From the survey responses, 79% of ML applications are in deployment. In particular, 65% of applications are already deployed across a considerable share of business areas, with a further 14% of ML applications reported to be critical to the business area. Although the survey question was somewhat different in 2019, a significantly higher proportion of applications were in pre-deployment stages then, 44% in 2019 versus 10% in 2022. This suggests the survey respondents’ ML applications are more advanced and increasingly embedded in day-to-day operations.
Overall, 80% of ML applications are in deployment or critical stages
Banks, insurance, and FMIs, payments and other firms broadly have a similar split between the different stages of deployment. Non-bank lenders have the highest percentage of ML applications (42%) that are critical to business areas with just 3% of applications in pre-deployment. At the other end of the scale, respondents from the investment and capital markets sector have the largest number of ML applications in the pilot or small share of business stage and no critical applications.
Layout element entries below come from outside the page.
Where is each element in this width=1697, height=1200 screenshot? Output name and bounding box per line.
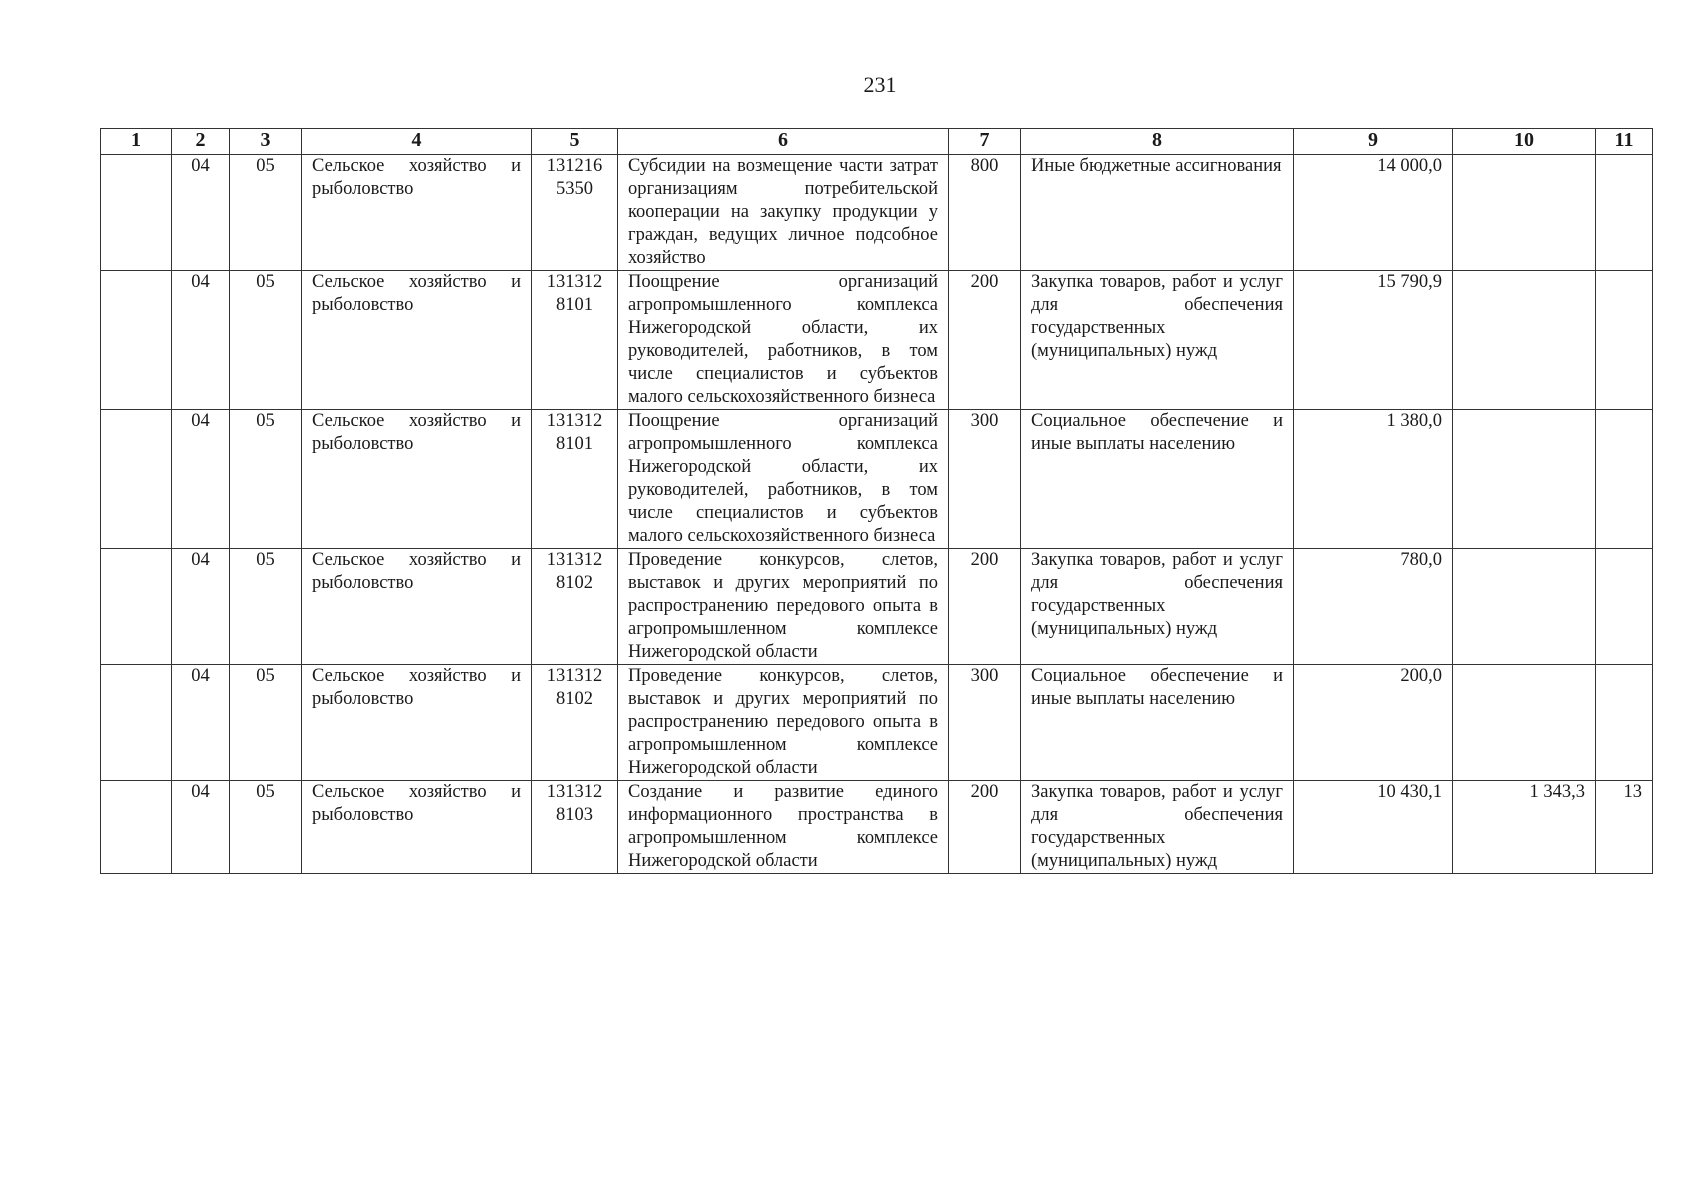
cell-section: 04 [172, 781, 230, 874]
cell-col10 [1453, 271, 1596, 410]
cell-subsection: 05 [230, 271, 302, 410]
column-header: 2 [172, 129, 230, 155]
cell-expense-type: 200 [949, 271, 1021, 410]
cell-subsection: 05 [230, 155, 302, 271]
cell-subsection: 05 [230, 665, 302, 781]
cell-col10: 1 343,3 [1453, 781, 1596, 874]
cell-col1 [101, 155, 172, 271]
cell-expense-name: Закупка товаров, работ и услуг для обеспечения государственных (муниципальных) нужд [1021, 549, 1294, 665]
cell-col11 [1596, 549, 1653, 665]
cell-col1 [101, 271, 172, 410]
cell-col1 [101, 410, 172, 549]
cell-section-name: Сельское хозяйство и рыболовство [302, 665, 532, 781]
cell-section: 04 [172, 271, 230, 410]
cell-expense-type: 800 [949, 155, 1021, 271]
cell-amount: 1 380,0 [1294, 410, 1453, 549]
cell-section-name: Сельское хозяйство и рыболовство [302, 781, 532, 874]
header-row [101, 129, 1653, 155]
column-header: 5 [532, 129, 618, 155]
cell-section: 04 [172, 665, 230, 781]
cell-expense-type: 300 [949, 665, 1021, 781]
column-header: 8 [1021, 129, 1294, 155]
cell-col1 [101, 781, 172, 874]
cell-section: 04 [172, 155, 230, 271]
page-number: 231 [863, 72, 897, 97]
cell-subsection: 05 [230, 549, 302, 665]
table-row [101, 665, 1653, 781]
cell-section-name: Сельское хозяйство и рыболовство [302, 155, 532, 271]
cell-amount: 15 790,9 [1294, 271, 1453, 410]
cell-col11: 13 [1596, 781, 1653, 874]
cell-description: Проведение конкурсов, слетов, выставок и других мероприятий по распространению передового опыта в агропромышленном комплексе Нижегородской области [618, 549, 949, 665]
column-header: 7 [949, 129, 1021, 155]
cell-amount: 14 000,0 [1294, 155, 1453, 271]
cell-amount: 780,0 [1294, 549, 1453, 665]
cell-col1 [101, 549, 172, 665]
cell-amount: 200,0 [1294, 665, 1453, 781]
column-header: 4 [302, 129, 532, 155]
cell-col10 [1453, 549, 1596, 665]
cell-expense-name: Закупка товаров, работ и услуг для обеспечения государственных (муниципальных) нужд [1021, 781, 1294, 874]
cell-expense-name: Иные бюджетные ассигнования [1021, 155, 1294, 271]
column-header: 11 [1596, 129, 1653, 155]
column-header: 9 [1294, 129, 1453, 155]
cell-expense-type: 200 [949, 549, 1021, 665]
cell-subsection: 05 [230, 781, 302, 874]
column-header: 10 [1453, 129, 1596, 155]
cell-target-code: 131312 8102 [532, 665, 618, 781]
cell-col11 [1596, 410, 1653, 549]
table-row [101, 155, 1653, 271]
cell-col10 [1453, 410, 1596, 549]
table-row [101, 549, 1653, 665]
cell-section-name: Сельское хозяйство и рыболовство [302, 410, 532, 549]
table-row [101, 410, 1653, 549]
cell-col11 [1596, 665, 1653, 781]
cell-expense-type: 200 [949, 781, 1021, 874]
cell-expense-name: Социальное обеспечение и иные выплаты населению [1021, 665, 1294, 781]
cell-section: 04 [172, 410, 230, 549]
cell-section: 04 [172, 549, 230, 665]
cell-subsection: 05 [230, 410, 302, 549]
cell-expense-name: Социальное обеспечение и иные выплаты населению [1021, 410, 1294, 549]
cell-description: Поощрение организаций агропромышленного комплекса Нижегородской области, их руководителей, работников, в том числе специалистов и субъектов малого сельскохозяйственного бизнеса [618, 271, 949, 410]
cell-target-code: 131312 8101 [532, 410, 618, 549]
cell-col10 [1453, 155, 1596, 271]
cell-description: Субсидии на возмещение части затрат организациям потребительской кооперации на закупку продукции у граждан, ведущих личное подсобное хозяйство [618, 155, 949, 271]
budget-table [100, 128, 1653, 874]
cell-col11 [1596, 155, 1653, 271]
table-row [101, 271, 1653, 410]
cell-description: Проведение конкурсов, слетов, выставок и других мероприятий по распространению передового опыта в агропромышленном комплексе Нижегородской области [618, 665, 949, 781]
cell-section-name: Сельское хозяйство и рыболовство [302, 271, 532, 410]
cell-expense-type: 300 [949, 410, 1021, 549]
column-header: 1 [101, 129, 172, 155]
cell-col11 [1596, 271, 1653, 410]
column-header: 6 [618, 129, 949, 155]
cell-target-code: 131312 8101 [532, 271, 618, 410]
cell-col1 [101, 665, 172, 781]
cell-section-name: Сельское хозяйство и рыболовство [302, 549, 532, 665]
cell-col10 [1453, 665, 1596, 781]
table-row [101, 781, 1653, 874]
cell-target-code: 131312 8103 [532, 781, 618, 874]
cell-description: Создание и развитие единого информационного пространства в агропромышленном комплексе Нижегородской области [618, 781, 949, 874]
cell-target-code: 131216 5350 [532, 155, 618, 271]
cell-target-code: 131312 8102 [532, 549, 618, 665]
column-header: 3 [230, 129, 302, 155]
cell-expense-name: Закупка товаров, работ и услуг для обеспечения государственных (муниципальных) нужд [1021, 271, 1294, 410]
cell-amount: 10 430,1 [1294, 781, 1453, 874]
cell-description: Поощрение организаций агропромышленного комплекса Нижегородской области, их руководителей, работников, в том числе специалистов и субъектов малого сельскохозяйственного бизнеса [618, 410, 949, 549]
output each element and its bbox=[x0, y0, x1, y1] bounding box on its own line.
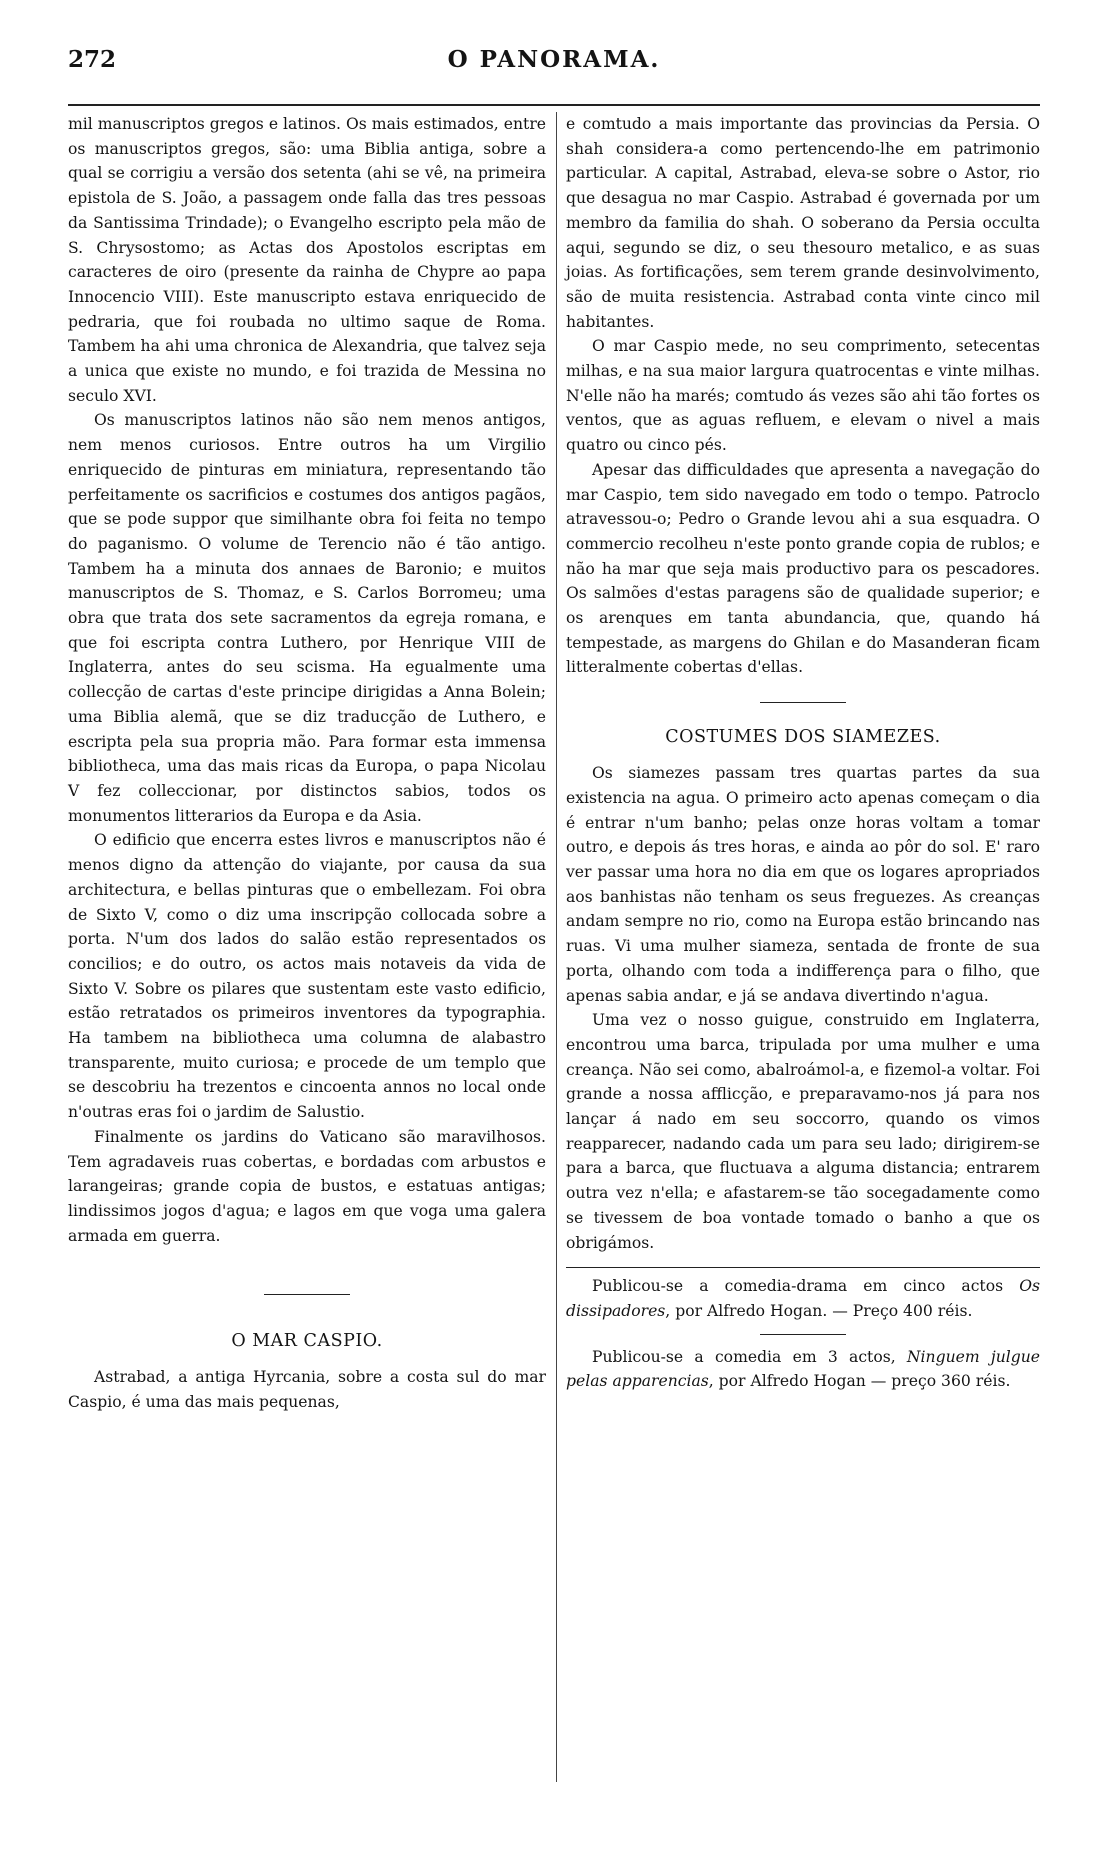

- The number of UK financial services firms that use machine learning (ML) continues to increase. Overall, 72% of firms that responded to the survey reported using or developing ML applications. These applications are becoming increasingly widespread across more business areas.
- This trend looks set to continue and firms expect the overall median number of ML applications to increase by 3.5 times over the next three years. The largest expected increase in absolute terms is in the insurance sector, followed by banking.
- ML applications are now more advanced and increasingly embedded in day-to-day operations. 79% of ML applications are in the latter stages of development, ie either deployed across a considerable share of business areas and/or critical to some business areas.
- Financial services firms are thinking about ML strategically. The majority of respondents that use ML (79%) have a strategy for the development, deployment, monitoring and use of the technology.
- Firms use existing governance frameworks to address the use of ML. 80% of respondents that use ML say their applications have data governance frameworks in place, with model risk management and operational risk frameworks also commonplace (67%).
- Firms consider that ML presents a range of benefits. Currently the most commonly identified benefits are enhanced data and analytics capabilities, increased operational efficiency, and improved detection of fraud and money laundering.